Por Danilo Arbilla
El senado de Brasil, a cuyos miembros Hugo Chávez ha calificado de “loros de Washington”, parece que finalmente, tras una negativa de casi dos años, aprobará el ingreso de Venezuela al Mercosur. Y esto pese a que los propios senadores dicen que Chávez “gobierna de forma dictatorial”, que “ha tomado medidas que van hacia el desmoronamiento de la democracia y los principios democráticos” y que “ha violado sistemáticamente la libertad de expresión y otros derechos humanos, al tiempo que le reclaman “una Navidad sin presos políticos en Venezuela”. Es más, no tienen dudas de que el ingreso de Venezuela a la asociación “es un riesgo” y que Chávez es un factor de “división y desintegración en Suramérica”. El senador opositor Arthur Virgilio afirmó que con ese ingreso se le dará “un golpe de muerte al Mercosur”, aunque quizás se equivoque porque ya hace tiempo que está muerto: solo se trata de un sello o un fantasma del que, eso sí, Brasil saca muy buenos réditos. Prácticamente todos los legisladores piensan–como lo ha destacado hasta el propio vicepresidente José Sarney– que esta Venezuela de Chávez no cumple para nada con la cláusula democrática del Mercosur; sin embargo, igual aprobarían el ingreso.

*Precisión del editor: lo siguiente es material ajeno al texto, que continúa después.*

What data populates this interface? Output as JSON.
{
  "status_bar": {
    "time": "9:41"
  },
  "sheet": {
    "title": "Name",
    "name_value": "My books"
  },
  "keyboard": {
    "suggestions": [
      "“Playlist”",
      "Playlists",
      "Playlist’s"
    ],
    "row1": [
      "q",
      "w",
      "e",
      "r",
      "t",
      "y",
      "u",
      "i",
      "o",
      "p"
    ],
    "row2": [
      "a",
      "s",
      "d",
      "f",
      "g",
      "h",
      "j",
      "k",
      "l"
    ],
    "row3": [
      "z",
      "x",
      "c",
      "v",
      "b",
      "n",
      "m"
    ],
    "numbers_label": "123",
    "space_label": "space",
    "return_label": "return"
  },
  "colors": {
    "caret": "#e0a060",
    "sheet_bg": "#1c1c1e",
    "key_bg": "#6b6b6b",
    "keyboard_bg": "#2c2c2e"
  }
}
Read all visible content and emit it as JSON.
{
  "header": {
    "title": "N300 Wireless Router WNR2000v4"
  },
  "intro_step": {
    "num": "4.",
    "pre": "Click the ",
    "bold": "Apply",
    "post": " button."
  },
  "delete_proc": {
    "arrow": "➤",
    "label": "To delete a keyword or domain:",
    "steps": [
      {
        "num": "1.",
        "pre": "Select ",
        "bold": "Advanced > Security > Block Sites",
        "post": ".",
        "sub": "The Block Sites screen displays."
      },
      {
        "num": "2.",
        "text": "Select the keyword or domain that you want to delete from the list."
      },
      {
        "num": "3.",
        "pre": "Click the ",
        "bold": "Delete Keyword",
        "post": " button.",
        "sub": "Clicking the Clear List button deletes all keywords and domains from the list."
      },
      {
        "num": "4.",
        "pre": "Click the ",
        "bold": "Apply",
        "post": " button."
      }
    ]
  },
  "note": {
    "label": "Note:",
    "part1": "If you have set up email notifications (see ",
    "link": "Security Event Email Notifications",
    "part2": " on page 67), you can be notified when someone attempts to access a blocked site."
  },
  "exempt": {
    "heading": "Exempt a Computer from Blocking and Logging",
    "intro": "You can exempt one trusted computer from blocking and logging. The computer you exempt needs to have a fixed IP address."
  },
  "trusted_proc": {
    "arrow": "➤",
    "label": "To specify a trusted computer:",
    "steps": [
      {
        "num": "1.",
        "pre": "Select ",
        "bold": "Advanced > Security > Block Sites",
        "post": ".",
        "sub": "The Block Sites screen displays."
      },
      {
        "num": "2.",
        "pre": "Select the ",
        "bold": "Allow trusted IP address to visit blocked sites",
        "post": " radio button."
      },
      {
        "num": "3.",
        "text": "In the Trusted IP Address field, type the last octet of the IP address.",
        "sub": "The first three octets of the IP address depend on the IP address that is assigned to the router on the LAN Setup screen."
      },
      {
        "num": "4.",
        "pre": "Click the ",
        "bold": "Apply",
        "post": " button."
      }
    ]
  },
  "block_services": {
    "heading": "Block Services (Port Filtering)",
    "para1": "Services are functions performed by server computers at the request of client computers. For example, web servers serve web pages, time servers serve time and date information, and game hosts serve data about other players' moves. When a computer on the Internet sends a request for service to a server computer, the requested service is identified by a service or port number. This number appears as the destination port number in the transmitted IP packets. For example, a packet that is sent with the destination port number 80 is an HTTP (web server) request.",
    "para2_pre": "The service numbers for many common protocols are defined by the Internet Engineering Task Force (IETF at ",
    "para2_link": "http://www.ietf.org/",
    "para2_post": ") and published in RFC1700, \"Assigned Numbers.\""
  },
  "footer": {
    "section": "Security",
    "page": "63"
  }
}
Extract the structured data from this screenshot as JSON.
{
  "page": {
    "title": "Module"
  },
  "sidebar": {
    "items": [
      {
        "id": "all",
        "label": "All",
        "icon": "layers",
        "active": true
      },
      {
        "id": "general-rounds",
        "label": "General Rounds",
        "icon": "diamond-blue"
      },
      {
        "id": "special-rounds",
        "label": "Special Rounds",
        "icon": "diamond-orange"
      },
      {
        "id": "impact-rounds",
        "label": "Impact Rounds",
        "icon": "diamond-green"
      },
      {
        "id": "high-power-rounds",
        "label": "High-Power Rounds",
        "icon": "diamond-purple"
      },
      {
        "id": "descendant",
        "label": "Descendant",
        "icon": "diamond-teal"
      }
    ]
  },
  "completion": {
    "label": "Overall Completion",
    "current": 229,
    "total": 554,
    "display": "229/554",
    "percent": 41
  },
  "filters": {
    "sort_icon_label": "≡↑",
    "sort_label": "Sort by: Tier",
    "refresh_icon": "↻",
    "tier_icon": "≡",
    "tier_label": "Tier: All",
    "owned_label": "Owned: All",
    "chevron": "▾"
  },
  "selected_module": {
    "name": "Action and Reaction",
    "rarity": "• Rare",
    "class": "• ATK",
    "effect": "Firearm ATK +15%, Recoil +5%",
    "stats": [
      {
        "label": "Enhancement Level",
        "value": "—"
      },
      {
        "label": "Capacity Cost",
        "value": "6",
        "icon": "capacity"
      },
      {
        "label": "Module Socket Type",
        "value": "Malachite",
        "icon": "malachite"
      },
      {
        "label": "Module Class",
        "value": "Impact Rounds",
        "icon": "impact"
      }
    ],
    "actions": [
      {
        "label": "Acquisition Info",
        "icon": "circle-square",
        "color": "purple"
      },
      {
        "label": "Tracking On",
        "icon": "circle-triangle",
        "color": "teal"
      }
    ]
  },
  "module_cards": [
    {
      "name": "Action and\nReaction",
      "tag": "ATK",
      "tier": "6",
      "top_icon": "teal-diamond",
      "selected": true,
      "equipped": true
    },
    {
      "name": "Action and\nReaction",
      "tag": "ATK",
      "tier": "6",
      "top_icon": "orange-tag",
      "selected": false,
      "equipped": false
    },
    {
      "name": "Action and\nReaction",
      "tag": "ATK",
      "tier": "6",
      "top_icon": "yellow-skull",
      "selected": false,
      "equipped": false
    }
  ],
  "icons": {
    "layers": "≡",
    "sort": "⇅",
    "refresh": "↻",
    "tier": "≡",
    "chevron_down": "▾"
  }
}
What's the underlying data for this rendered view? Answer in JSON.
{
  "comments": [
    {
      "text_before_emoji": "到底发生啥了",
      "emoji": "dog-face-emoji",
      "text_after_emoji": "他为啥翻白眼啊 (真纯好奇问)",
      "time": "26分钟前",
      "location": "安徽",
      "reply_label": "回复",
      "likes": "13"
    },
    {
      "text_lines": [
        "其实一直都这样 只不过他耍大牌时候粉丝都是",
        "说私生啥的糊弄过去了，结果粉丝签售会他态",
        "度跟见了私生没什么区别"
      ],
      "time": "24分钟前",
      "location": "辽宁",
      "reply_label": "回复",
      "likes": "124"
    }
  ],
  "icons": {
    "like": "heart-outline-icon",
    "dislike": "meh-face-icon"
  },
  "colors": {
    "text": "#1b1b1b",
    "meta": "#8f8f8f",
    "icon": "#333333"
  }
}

Tiene más peso el argumento económico: el ingreso de Venezuela convertirá al Mercosur en un bloque con 250 millones de habitantes, 76% del PBI sudamericano y un comercio de 300 mil millones de dólares. Pero esto es en los papeles: el dato práctico que mueve a Brasil es que su intercambio comercial con Venezuela, que se triplicó desde 2003, arañó los 5.700 millones de dólares el año pasado. Es, además, el país con el que Brasil tiene el mayor saldo favorable en su balanza.
Por otro lado, Brasil percibe a un Chávez más debilitado y no teme como en un pasado reciente a la eventual alianza regional venezolano-argentina. En estos días, mientras Lula se encuentra en Caracas con Chávez y hablan de integración y de fortalecer al Mercosur, las aduanas brasileñas cierran el paso a centenares de camiones argentinos –pese a los contratos y convenios firmados– portadores de mercaderías perecederas por centenares de millones de dólares. Esta conducta brasileña no es una novedad –la han sufrido ya los uruguayos– y constituye una de los mayores burlas a la integración.
Se trataría de una respuesta o represalia frente a una caída de sus exportaciones a Argentina, con la que, por supuesto, tiene saldo favorable. En eso Brasil no cede: entre enero de 2004 y setiembre de 2009, el saldo positivo comercial de Brasil, en detrimento de sus vecinos, Argentina, Paraguay y Uruguay, ha sido de 26 mil millones de dólares. Pero parece que no le bastan. Según el empresario argentino Pedro Bergaglio, a Brasil “solo le interesa acumular superávit comercial” y el Mercosur “es una forma de ganar territorio imponiendo una política comercial muy cercana a la depredación”.
Todo hace pensar, entonces, que Itamaraty trata ahora de incorporar a ese territorio a Venezuela, con un Chávez algo en descenso, y al que ha logrado amarrar mejor. Solo restaría para ello la aprobación de Paraguay: Lugo ya está, pero en el Congreso no hay votos. Todos los analistas prevén que habrá presión del “vecino imperial“, porque en el campo económico y comercial poco importan los acuerdos y compromisos firmados y mucho menos las cláusulas sobre principios y valores democráticos.